Best of Best Poster Oral Clinical Oncology Society of Australia Annual Scientific Meeting 2019

Beyond Cabazitaxel: Late Line Treatments in Metastatic Castration Resistant Prostate Cancer (mCRPC): A Retrospective Multi-Centre Analysis (#182)

Grace Chazan 1 , Angelyn Anton 2 , Shirley Wong 3 , Julia Shapiro 4 , Andrew Weickhardt 5 , Arun Azad 1 4 , Edmond Kwan 4 6 , Lavinia Spain 4 7 , Arun Muthusamy 5 , Javier Torres 8 , Phillip Parente 4 7 , Francis Parnis 9 10 , Jeffrey Goh 11 12 , Anthony Joshua 13 , David Pook 4 6 , Peter Gibbs 2 3 , Ben Tran 1 2
  1. Peter MacCallum Cancer Center, Melbourne, VIC, Australia
  2. Walter and Eliza Hall Institute, Melbourne, Victoria, Australia
  3. Western Health, Melbourne, Australia
  4. Department of Medicine, School of Clinical Sciences, Monash University, Melbourne, Australia
  5. Olivia Newton John Cancer Wellness and Research Centre, Melbourne, Australia
  6. Department of Medical Oncology, Monash Health, Melbourne, Australia
  7. Eastern Health, Melbourne, Australia
  8. Goulburn Valley Health, Shepparton, Victoria , Australia
  9. Adelaide Cancer Center, Adelaide, South Australia, Australia
  10. University of Adelaide, Adelaide, Australia
  11. Royal Brisbane and Women’s Hospital, Brisbane, Queensland, Australia
  12. University of Queensland, St Lucia , Australia
  13. St Vincent’s Hospital, Sydney, Australia

Purpose:

Multiple life-prolonging systemic therapies are now approved for patients with metastatic castrate resistant prostate cancer (mCRPC).
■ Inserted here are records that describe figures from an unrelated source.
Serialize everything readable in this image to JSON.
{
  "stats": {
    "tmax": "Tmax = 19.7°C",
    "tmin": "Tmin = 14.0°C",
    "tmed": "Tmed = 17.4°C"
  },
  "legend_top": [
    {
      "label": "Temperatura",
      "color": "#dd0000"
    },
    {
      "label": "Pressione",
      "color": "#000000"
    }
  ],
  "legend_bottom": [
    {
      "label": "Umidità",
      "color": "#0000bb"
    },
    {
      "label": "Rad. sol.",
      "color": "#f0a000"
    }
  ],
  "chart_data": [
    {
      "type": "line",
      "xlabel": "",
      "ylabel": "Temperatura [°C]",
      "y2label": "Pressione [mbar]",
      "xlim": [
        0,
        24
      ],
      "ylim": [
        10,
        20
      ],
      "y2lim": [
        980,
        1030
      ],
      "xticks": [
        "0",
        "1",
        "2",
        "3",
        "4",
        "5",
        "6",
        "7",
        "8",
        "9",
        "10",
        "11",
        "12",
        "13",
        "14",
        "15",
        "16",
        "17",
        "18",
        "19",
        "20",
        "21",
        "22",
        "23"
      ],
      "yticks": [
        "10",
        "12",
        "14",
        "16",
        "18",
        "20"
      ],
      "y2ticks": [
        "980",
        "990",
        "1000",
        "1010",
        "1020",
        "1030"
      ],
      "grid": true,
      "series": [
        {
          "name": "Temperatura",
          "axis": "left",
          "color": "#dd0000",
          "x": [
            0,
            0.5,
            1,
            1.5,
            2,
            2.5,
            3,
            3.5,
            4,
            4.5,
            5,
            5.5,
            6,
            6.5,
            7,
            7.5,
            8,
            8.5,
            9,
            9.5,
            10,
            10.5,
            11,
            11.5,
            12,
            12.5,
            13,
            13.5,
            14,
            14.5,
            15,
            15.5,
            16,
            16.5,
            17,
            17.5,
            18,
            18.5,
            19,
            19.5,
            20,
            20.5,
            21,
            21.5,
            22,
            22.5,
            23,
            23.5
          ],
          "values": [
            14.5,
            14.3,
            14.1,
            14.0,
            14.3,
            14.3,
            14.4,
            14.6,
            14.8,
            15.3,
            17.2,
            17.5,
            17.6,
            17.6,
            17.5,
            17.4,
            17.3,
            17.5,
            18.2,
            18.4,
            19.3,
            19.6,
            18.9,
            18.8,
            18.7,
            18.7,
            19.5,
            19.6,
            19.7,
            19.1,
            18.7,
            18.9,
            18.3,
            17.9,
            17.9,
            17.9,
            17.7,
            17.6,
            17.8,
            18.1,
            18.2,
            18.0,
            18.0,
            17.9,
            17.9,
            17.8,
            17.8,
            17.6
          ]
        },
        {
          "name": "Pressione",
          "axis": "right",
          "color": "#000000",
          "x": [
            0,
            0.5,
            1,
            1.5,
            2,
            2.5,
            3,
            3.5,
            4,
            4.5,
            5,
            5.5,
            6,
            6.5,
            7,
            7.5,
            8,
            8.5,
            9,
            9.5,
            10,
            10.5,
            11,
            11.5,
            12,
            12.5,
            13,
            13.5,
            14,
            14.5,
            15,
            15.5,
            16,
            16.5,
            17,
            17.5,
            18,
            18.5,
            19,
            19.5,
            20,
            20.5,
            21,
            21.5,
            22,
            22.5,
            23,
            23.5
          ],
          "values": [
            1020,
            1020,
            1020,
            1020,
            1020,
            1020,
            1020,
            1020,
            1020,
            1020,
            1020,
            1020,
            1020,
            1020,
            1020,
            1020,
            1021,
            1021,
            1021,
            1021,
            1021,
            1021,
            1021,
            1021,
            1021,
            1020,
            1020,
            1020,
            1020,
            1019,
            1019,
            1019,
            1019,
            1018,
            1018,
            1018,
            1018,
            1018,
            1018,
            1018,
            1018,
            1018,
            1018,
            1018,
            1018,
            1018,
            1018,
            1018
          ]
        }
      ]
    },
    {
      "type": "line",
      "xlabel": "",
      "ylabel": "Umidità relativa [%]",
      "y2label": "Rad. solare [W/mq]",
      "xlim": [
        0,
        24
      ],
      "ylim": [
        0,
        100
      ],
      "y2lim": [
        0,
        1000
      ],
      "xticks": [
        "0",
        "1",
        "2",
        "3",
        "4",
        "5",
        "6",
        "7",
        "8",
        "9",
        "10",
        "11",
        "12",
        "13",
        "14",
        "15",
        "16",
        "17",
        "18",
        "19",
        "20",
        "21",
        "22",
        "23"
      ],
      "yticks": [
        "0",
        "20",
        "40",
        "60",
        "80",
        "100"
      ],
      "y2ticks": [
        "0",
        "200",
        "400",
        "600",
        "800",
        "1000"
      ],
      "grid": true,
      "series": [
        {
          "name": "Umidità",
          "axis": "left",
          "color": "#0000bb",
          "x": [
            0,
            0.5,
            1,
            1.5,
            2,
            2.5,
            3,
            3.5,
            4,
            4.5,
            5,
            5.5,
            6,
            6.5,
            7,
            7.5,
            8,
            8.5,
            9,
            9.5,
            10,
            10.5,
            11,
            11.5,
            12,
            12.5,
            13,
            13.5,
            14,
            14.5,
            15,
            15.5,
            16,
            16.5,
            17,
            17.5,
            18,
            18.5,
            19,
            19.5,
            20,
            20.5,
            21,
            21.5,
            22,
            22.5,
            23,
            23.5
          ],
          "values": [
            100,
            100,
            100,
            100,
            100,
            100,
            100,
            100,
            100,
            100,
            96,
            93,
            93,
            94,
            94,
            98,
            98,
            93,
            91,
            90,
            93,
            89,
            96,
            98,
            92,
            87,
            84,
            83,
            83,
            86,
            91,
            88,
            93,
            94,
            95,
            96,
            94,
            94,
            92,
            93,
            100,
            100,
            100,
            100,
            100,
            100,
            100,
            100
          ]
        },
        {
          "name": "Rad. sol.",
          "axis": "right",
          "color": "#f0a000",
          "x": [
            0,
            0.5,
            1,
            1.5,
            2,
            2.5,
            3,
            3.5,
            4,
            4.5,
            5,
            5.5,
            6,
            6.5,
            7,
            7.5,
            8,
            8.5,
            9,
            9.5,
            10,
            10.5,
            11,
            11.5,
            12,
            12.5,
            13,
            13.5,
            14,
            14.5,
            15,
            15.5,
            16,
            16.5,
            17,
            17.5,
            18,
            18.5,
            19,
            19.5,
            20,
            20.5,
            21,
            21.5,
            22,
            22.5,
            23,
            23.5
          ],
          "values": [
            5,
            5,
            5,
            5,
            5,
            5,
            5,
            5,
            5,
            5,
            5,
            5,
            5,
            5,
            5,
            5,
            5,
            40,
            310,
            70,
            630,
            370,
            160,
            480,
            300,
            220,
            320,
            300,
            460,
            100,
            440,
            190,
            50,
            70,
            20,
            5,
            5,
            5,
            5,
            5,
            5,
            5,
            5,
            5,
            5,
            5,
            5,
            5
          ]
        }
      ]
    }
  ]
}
However the optimal treatment strategy following progression through standard treatment lines, including docetaxel, novel anti-androgens abiraterone or enzalutamide and cabazitaxel, remains unclear. We aimed to describe treatment patterns in men with mCRPC following progression on cabazitaxel.

 

Patients and Methods:

Patients with mCRPC, who had received treatment with cabazitaxel were identified from the ePAD database (a multicenter mCRPC registry). Clinicopathologic information, treatment and outcome data were extracted. Descriptive statistics were used to report prior and subsequent systemic therapies. T-tests and chi square analyses compared characteristics between those who did and did not receive further therapies.

 

Results:

Search of the ePAD database identified 106 eligible patients. The median age at commencement of cabazitaxel was 70.8 years. Cabazitaxel was most frequently given as third line treatment (n= 56, 53%). Seventy-nine patients (75%) had previously received both docetaxel and a novel anti-androgen. The median duration of cabazitaxel treatment was 4.1 months, with most patients stopping due to disease progression (n=61, 58%) or toxicity (n=14, 13%). Following cabazitaxel, 47 patients (44%) received further systemic therapy. Eighteen patients received a novel anti-androgen, 11 entered a clinical trial and 10 received carboplatin. Other agents included docetaxel (n=8), cyclophosphamide (n=6) and mitoxantone (n=5). Patients who received further systemic therapy were more likely to have better ECOG performance status (p=0.0013) but had no difference in median age or comorbidities compared to those who received no further systemic therapy. There was no significant difference in the duration on subsequent systemic therapy.

 

Conclusion:

This retrospective analysis demonstrates the wide variety of prescribing patterns with regards to sequencing of standard treatments and later lines of systemic therapy. Greater numbers are required to assess the impact of post-cabazitaxel treatment choice on survival outcomes.